Example 3: Moderate Write¶
An agent creates a ServiceNow ticket with medium sensitivity, 8 prior session actions:
| Factor | Value | Weight |
|---|---|---|
Operation (create) |
-- | 25 |
Connector (servicenow) |
-- | 15 |
| Session frequency (8 actions) | -- | 0 |
Target sensitivity (medium) |
-- | 10 |
| Total | 50 |
Verdict (default thresholds): ESCALATE. An allow policy with risk_threshold: 60 would permit this action instead.
Example 4: Okta User Deletion¶
An agent deletes an Okta user with critical sensitivity, 3 prior session actions:
| Factor | Value | Weight |
|---|---|---|
Operation (delete) |
-- | 50 |
Connector (okta) |
-- | 35 |
| Session frequency (3 actions) | -- | 0 |
Target sensitivity (critical) |
-- | 35 |
| Total (capped) | 100 |
Verdict: DENY under any threshold configuration.
Tuning Risk Scores¶
Risk scores are not directly tunable -- the operation weights and connector sensitivity tables are compiled into the application. The primary tuning mechanism is the risk_threshold field on policy rules.

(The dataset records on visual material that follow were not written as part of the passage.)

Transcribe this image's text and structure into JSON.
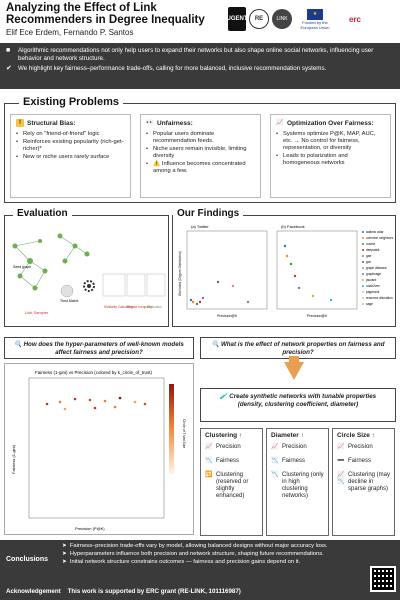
{
  "header": {
    "title": "Analyzing the Effect of Link Recommenders in Degree Inequality",
    "authors": "Elif Ece Erdem, Fernando P. Santos",
    "logos": {
      "ugent": "UGENT",
      "re": "RE",
      "link": "LINK",
      "eu": "Funded by the European Union",
      "erc": "erc"
    }
  },
  "intro": [
    {
      "icon": "■",
      "text": "Algorithmic recommendations not only help users to expand their networks but also shape online social networks, influencing user behavior and network structure."
    },
    {
      "icon": "✔",
      "text": "We highlight key fairness–performance trade-offs, calling for more balanced, inclusive recommendation systems."
    }
  ],
  "problems": {
    "title": "Existing Problems",
    "cols": [
      {
        "head": "Structural Bias:",
        "items": [
          "Rely on \"friend-of-friend\" logic",
          "Reinforces existing popularity (rich-get-richer)*",
          "New or niche users rarely surface"
        ]
      },
      {
        "head": "Unfairness:",
        "items": [
          "Popular users dominate recommendation feeds.",
          "Niche users remain invisible, limiting diversity",
          "⚠️ Influence becomes concentrated among a few."
        ]
      },
      {
        "head": "Optimization Over Fairness:",
        "items": [
          "Systems optimize P@K, MAP, AUC, etc. → No control for fairness, representation, or diversity",
          "Leads to polarization and homogeneous networks"
        ]
      }
    ]
  },
  "evaluation": {
    "title": "Evaluation",
    "labels": {
      "seed": "Seed graph",
      "link": "Link Sampler",
      "trust": "Trust Matrix",
      "similarity": "Similarity Calculation",
      "deg": "Degree Inequality",
      "evaluation": "Evaluation"
    }
  },
  "findings": {
    "title": "Our Findings",
    "panel_a": "(a) Twitter",
    "panel_b": "(b) Facebook",
    "ylabel": "Gini Index (Degree Distribution)",
    "xlabel_a": "Precision@K",
    "xlabel_b": "Precision@K",
    "legend": [
      "adamic adar",
      "common neighbors",
      "cosine",
      "deepwalk",
      "gae",
      "gcn",
      "graph distance",
      "graphsage",
      "jaccard",
      "node2vec",
      "pagerank",
      "resource allocation",
      "sage"
    ]
  },
  "questions": {
    "q1": "How does the hyper-parameters of well-known models affect fairness and precision?",
    "q2": "What is the effect of network properties on fairness and precision?",
    "create": "Create synthetic networks with tunable properties (density, clustering coefficient, diameter)"
  },
  "bigchart": {
    "title": "Fairness (1-gini) vs Precision (colored by k_circle_of_trust)",
    "xlabel": "Precision (P@K)",
    "ylabel": "Fairness (1-gini)",
    "cbar": "Circle of Trust Size"
  },
  "props": [
    {
      "title": "Clustering ↑",
      "items": [
        {
          "icon": "📈",
          "text": "Precision"
        },
        {
          "icon": "📉",
          "text": "Fairness"
        },
        {
          "icon": "🔁",
          "text": "Clustering (reserved or slightly enhanced)"
        }
      ]
    },
    {
      "title": "Diameter ↑",
      "items": [
        {
          "icon": "📈",
          "text": "Precision"
        },
        {
          "icon": "📉",
          "text": "Fairness"
        },
        {
          "icon": "📉",
          "text": "Clustering (only in high clustering networks)"
        }
      ]
    },
    {
      "title": "Circle Size ↑",
      "items": [
        {
          "icon": "📈",
          "text": "Precision"
        },
        {
          "icon": "➖",
          "text": "Fairness"
        },
        {
          "icon": "📈📉",
          "text": "Clustering (may decline in sparse graphs)"
        }
      ]
    }
  ],
  "footer": {
    "conclusions_label": "Conclusions",
    "conclusions": [
      "Fairness–precision trade-offs vary by model, allowing balanced designs without major accuracy loss.",
      "Hyperparameters influence both precision and network structure, shaping future recommendations.",
      "Initial network structure constrains outcomes — fairness and precision gains depend on it."
    ],
    "ack_label": "Acknowledgement",
    "ack_text": "This work is supported by ERC grant (RE-LINK, 101116987)"
  },
  "colors": {
    "dark": "#3a3a3a",
    "accent": "#e8a050",
    "chart_point": "#c0392b"
  }
}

To make a connector more permissive, create an allow policy with a high risk_threshold (e.g., 90). To make a connector more restrictive, create an allow policy with a low risk_threshold (e.g., 30) or use an escalate rule to bypass scoring entirely.
If the built-in weights do not match your organization's risk profile, contact your ARX deployment team to discuss custom weight tables.
Audit and Observability¶
Every risk score is recorded in the audit log as part of the connector.called event metadata. The score is available in the metadata.risk_score field. Use the audit log API to query historical risk scores for trend analysis, anomaly detection, or compliance reporting.